I realise that I am meant to specify the ampersand as & and I have done exaclty that but it still comes up this the error.

I am specifying a list of links in XML and this is one of the links which the error report refers to:

<article name="Article 1" url=";p=4" color="green"/>

Anyway, as you can see, in the XML it is specified as & yet when I run the W3c validation check it still brings up the error.

When I look at the source code for the actual PHP page (which reads and displays the articles from the XML) it does not show & - instead it shows the actual symbol…

Something must be happening with the parsing of the XML…

Anyway - Does anyone know how to fix this issue so that it does not throw up an error???

Thank you :slight_smile:

You probably need to use a numerical entity reference here. I think it’s &#38; but I could be wrong.

“Article [space] 1” is not a valid value.

curses silently How did I miss that?

hangs head up in shame

How do you know that? Have you seen the DTD or XML Schema for this document?
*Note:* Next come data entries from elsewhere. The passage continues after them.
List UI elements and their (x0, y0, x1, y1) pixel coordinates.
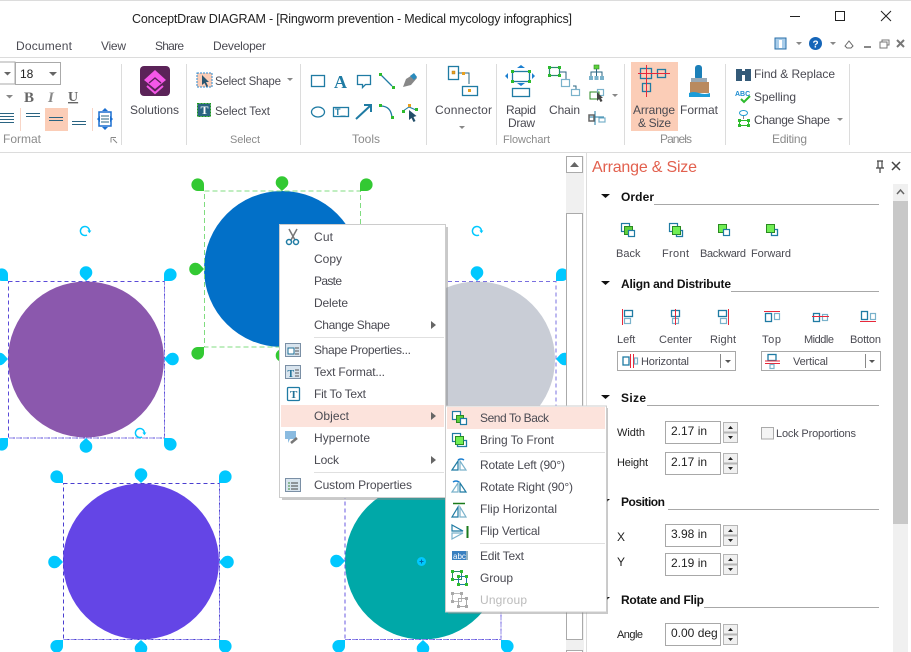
icon: front (662, 224, 689, 260)
text format group (0, 62, 117, 146)
submenu items: Flip Vertical (480, 524, 540, 538)
icon: text format: T (288, 369, 294, 380)
menu tabs: View (101, 39, 126, 53)
section: rotate and flip: 0.00 deg (671, 626, 718, 640)
section: size: 2.17 in (671, 455, 707, 469)
icon: hypernote (285, 431, 297, 443)
connector button (435, 66, 492, 129)
select group: Select (230, 134, 260, 146)
text format group: I (47, 90, 55, 106)
change shape: Change Shape (754, 113, 830, 127)
panel: arrange and size (587, 153, 911, 652)
menu tabs (0, 39, 911, 58)
icon: custom properties (286, 478, 300, 492)
submenu items: Edit Text (480, 549, 525, 563)
submenu items: Flip Horizontal (480, 502, 557, 516)
circle: gray (399, 227, 571, 438)
select group: Select Shape (215, 76, 281, 88)
submenu items: Bring To Front (480, 433, 555, 447)
solutions button: Solutions (130, 103, 179, 117)
text format group: U (68, 90, 78, 105)
spelling: Spelling (754, 90, 796, 104)
connector button: Connector (435, 103, 492, 117)
flowchart group: Rapid (506, 103, 536, 117)
tools group: A (334, 72, 347, 92)
circle: purple (0, 227, 179, 453)
section: size (601, 391, 879, 474)
find and replace: Find & Replace (754, 67, 835, 81)
arrange and size button (631, 62, 678, 131)
panels group (631, 62, 719, 146)
panel title: Arrange & Size (592, 159, 697, 176)
submenu items: Send To Back (480, 411, 550, 425)
spelling (735, 90, 796, 104)
menu tabs: Share (155, 39, 184, 53)
text format group: B (24, 90, 34, 106)
canvas (0, 176, 571, 652)
section: size: Height (617, 457, 648, 469)
icon: rotate left (452, 459, 466, 470)
section: position: 3.98 in (671, 527, 707, 541)
circle: blue selected (189, 176, 373, 362)
icon: ungroup (451, 592, 468, 608)
icon: edit text: abc (453, 552, 466, 561)
menu items: Cut (314, 230, 334, 244)
text format group: 18 (20, 67, 34, 81)
tools group: Tools (352, 132, 380, 146)
align labels: Center (659, 334, 692, 346)
submenu items: Group (480, 571, 513, 585)
icon: backward: Backward (700, 248, 746, 260)
window minimize button (790, 16, 800, 17)
menu items: Change Shape (314, 318, 390, 332)
section: align and distribute (601, 277, 881, 370)
highlighted item: send to back (447, 407, 605, 429)
icon: fit to text (288, 388, 300, 401)
menu items: Custom Properties (314, 478, 412, 492)
icon: rotate right (452, 481, 466, 492)
icon: forward: Forward (751, 248, 791, 260)
section: position: 2.19 in (671, 556, 707, 570)
section: rotate and flip: Angle (617, 629, 643, 641)
highlighted item: object (281, 405, 444, 427)
menu items: Fit To Text (314, 387, 367, 401)
context menu (280, 224, 448, 500)
circle: teal (330, 484, 514, 652)
menu items: Lock (314, 453, 340, 467)
section: order: Order (621, 190, 654, 204)
icon: back (616, 224, 641, 260)
window maximize button (836, 12, 844, 20)
dropdown: vertical: Vertical (793, 356, 828, 368)
submenu arrows (431, 321, 436, 464)
flowchart group (503, 65, 618, 146)
select group: Select Text (215, 106, 271, 118)
select group (197, 73, 293, 146)
icon: text format (286, 366, 300, 380)
icon: forward (751, 224, 791, 260)
circle: violet (48, 468, 234, 652)
editing group: Editing (772, 132, 807, 146)
section: position: Position (621, 495, 665, 509)
submenu items: Rotate Right (90°) (480, 480, 573, 494)
icon: backward (700, 224, 746, 260)
icon: flip vertical (452, 525, 468, 539)
flowchart group: Chain (549, 103, 580, 117)
menu items: Hypernote (314, 431, 370, 445)
icon: back: Back (616, 248, 641, 260)
text format group: Format (3, 132, 42, 146)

If the name attribute is defined as NAME or ID there are restrictions, but if it’s defined as CDATA the attribute value can contain any valid character.

The &amp; character entity is predefined in both HTML and XML, so it should always be safe to use. Using an NCR (&#38;#38;) as Dan suggests is also valid, but shouldn’t be necessary.

Tommy, vBulletin parses NCRs here, so you’ll have to type it out as &#38; as I did, but with the #38; part being duplicated.

I know, and I did. But then I edited the message and stupid vBulletin changed it back. :rolleyes:

Thanks for all your help…

Dan, I have tried that NCR - the problem persists though.

Also, the name attribute has been declared as CDATA - sorry that I did not mention that :slight_smile:

Anyway - I have solved the problem - although I have done in a really messy adhoc way.

I just replaced all instances of & with my own made up character replacement - I used [AMP]

Then - In the PHP which parses the XML I used str_replace on the URL attribute to replace all instances of [AMP] with &

$attribs['url'] = str_replace('[AMP]','&amp;',$attribs['url']); // <-- Replaces [AMP] with &amp;

It’s so odd that I have to do this for it to work!

You have to type it like this: &#38;#38; if you don’t want it to get parsed.

I know. That’s what I did. But then I edited the post, which means vBulletin changes it to &#38; in the textarea and when I saved that was interpreted.

I simply forgot to redo the escape when I edited the post. If you look at the post now, you’ll see that it’s okay again (since I re-edited).

Well, at least everyone else who reads this thread will know what to do from now on! :irock:

I wonder if something like what vBulletin does during parsing is also happening with the XML parser (something like needing to escape twice for a double pass?). If so, using &#38;#38; instead of the [AMP] replacement might work.

No… (Unless you’re dealing with entity references.)